Parce que ce n'était pas la première fois que Danièle Sallenave était candidate à un fauteuil. La première fois, ça s'était mal passé, et ça avait été douloureux et difficile. La discrétion académique s'exerce le plus souvent quand les choses sortent des clous, font des vagues, déchaînent les passions. La coupole du quai de Conti ne doit pas être le théâtre de tels événements, chargés de violences et d'émotions et de partis pris. Mais le 29 mars, Dominique Fernandez a décidé qu'il fallait lever un peu le rideau sur ces événements-là et il a pris le risque.
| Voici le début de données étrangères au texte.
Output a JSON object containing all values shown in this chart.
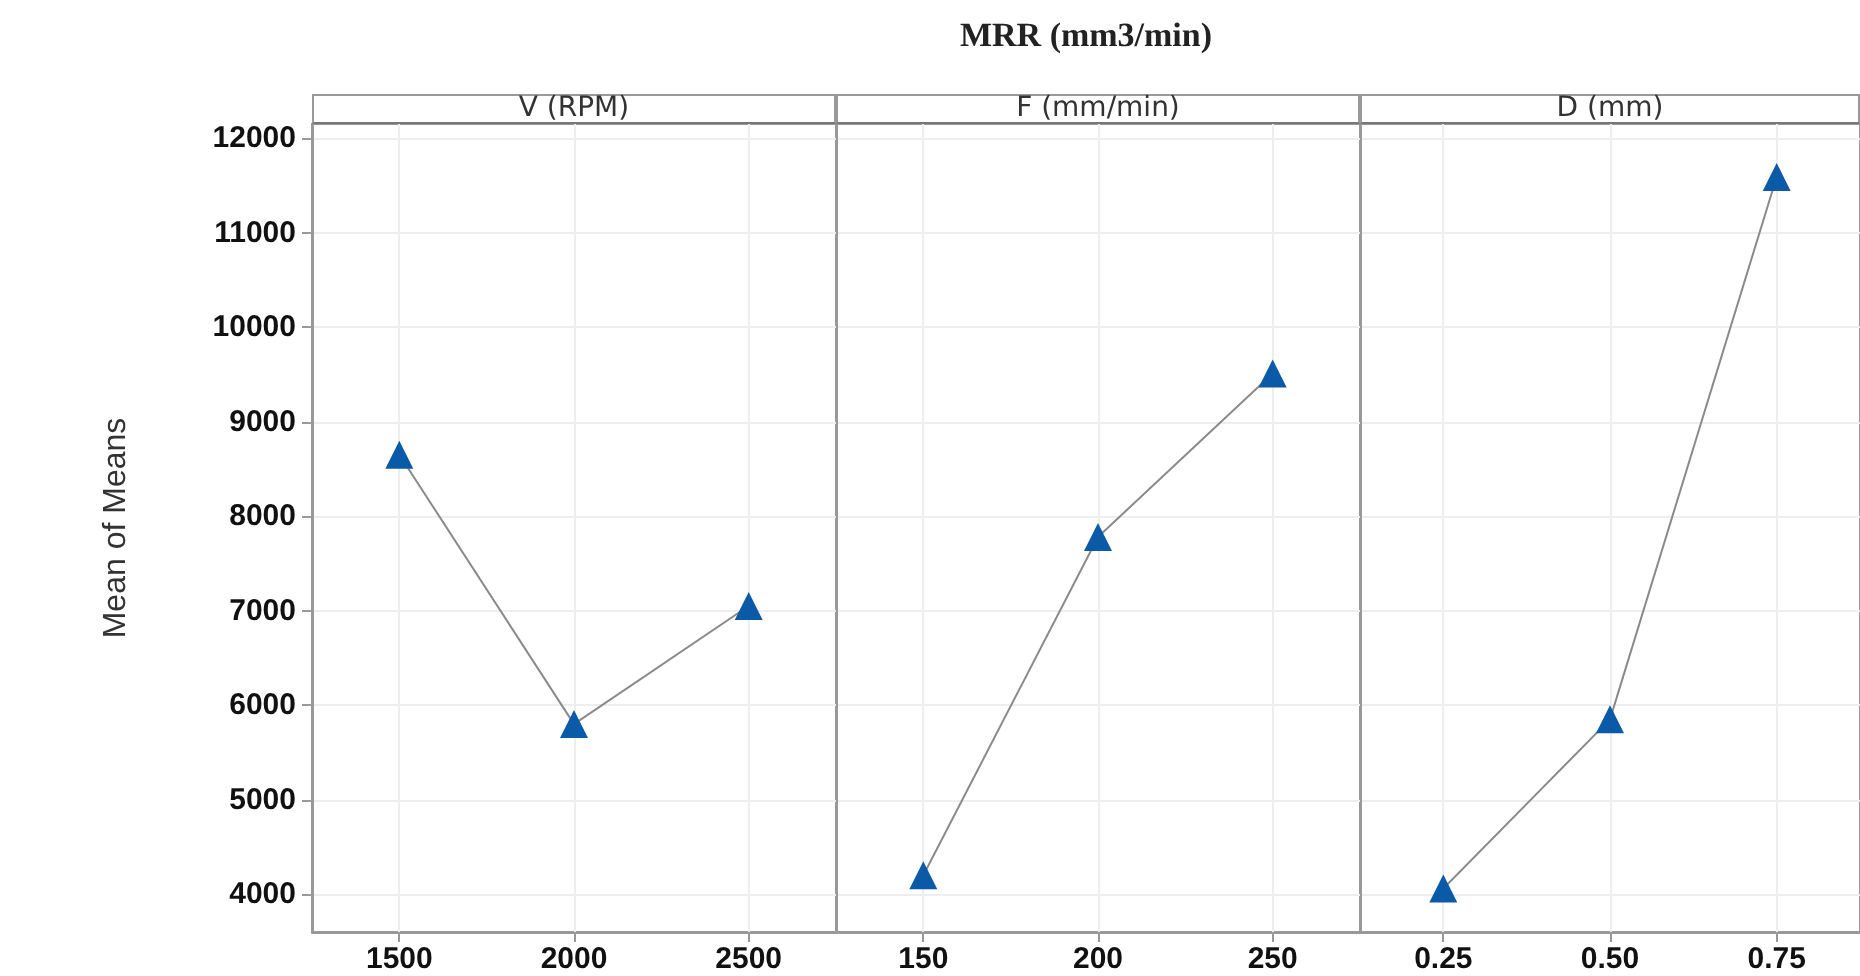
{
  "chart_data": [
    {
      "type": "line",
      "xlabel": "V (RPM)",
      "ylabel": "Mean of Means",
      "x": [
        1500,
        2000,
        2500
      ],
      "xlim": [
        1250,
        2750
      ],
      "xticks": [
        1500,
        2000,
        2500
      ],
      "ylim": [
        3600,
        12150
      ],
      "yticks": [
        4000,
        5000,
        6000,
        7000,
        8000,
        9000,
        10000,
        11000,
        12000
      ],
      "series": [
        {
          "color": "#0b5aa8",
          "values": [
            8650,
            5800,
            7050
          ]
        }
      ],
      "marker": "triangle",
      "grid": true
    },
    {
      "type": "line",
      "title": "MRR (mm3/min)",
      "xlabel": "F (mm/min)",
      "x": [
        150,
        200,
        250
      ],
      "xlim": [
        125,
        275
      ],
      "xticks": [
        150,
        200,
        250
      ],
      "ylim": [
        3600,
        12150
      ],
      "yticks": [
        4000,
        5000,
        6000,
        7000,
        8000,
        9000,
        10000,
        11000,
        12000
      ],
      "series": [
        {
          "color": "#0b5aa8",
          "values": [
            4200,
            7780,
            9510
          ]
        }
      ],
      "marker": "triangle",
      "grid": true,
      "tick_labels": "x"
    },
    {
      "type": "line",
      "xlabel": "D (mm)",
      "x": [
        0.25,
        0.5,
        0.75
      ],
      "xlim": [
        0.125,
        0.875
      ],
      "xticks": [
        {
          "value": 0.25,
          "label": "0.25"
        },
        {
          "value": 0.5,
          "label": "0.50"
        },
        {
          "value": 0.75,
          "label": "0.75"
        }
      ],
      "ylim": [
        3600,
        12150
      ],
      "yticks": [
        4000,
        5000,
        6000,
        7000,
        8000,
        9000,
        10000,
        11000,
        12000
      ],
      "series": [
        {
          "color": "#0b5aa8",
          "values": [
            4060,
            5850,
            11590
          ]
        }
      ],
      "marker": "triangle",
      "grid": true,
      "tick_labels": "x"
    }
  ]
}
Il a décidé de consacrer un morceau assez conséquent de son discours à rappeler dans quelles circonstances on avait dit à Mme Sallenave qu'on ne voulait pas d'elle sous la coupole du quai de Conti. Il a décidé de parler d'un livre maudit qui lui avait valu des lettres d'insultes, des courriers anonymes, des pertes de contrats mais surtout des ruptures d'amitiés vieilles de 30 ans.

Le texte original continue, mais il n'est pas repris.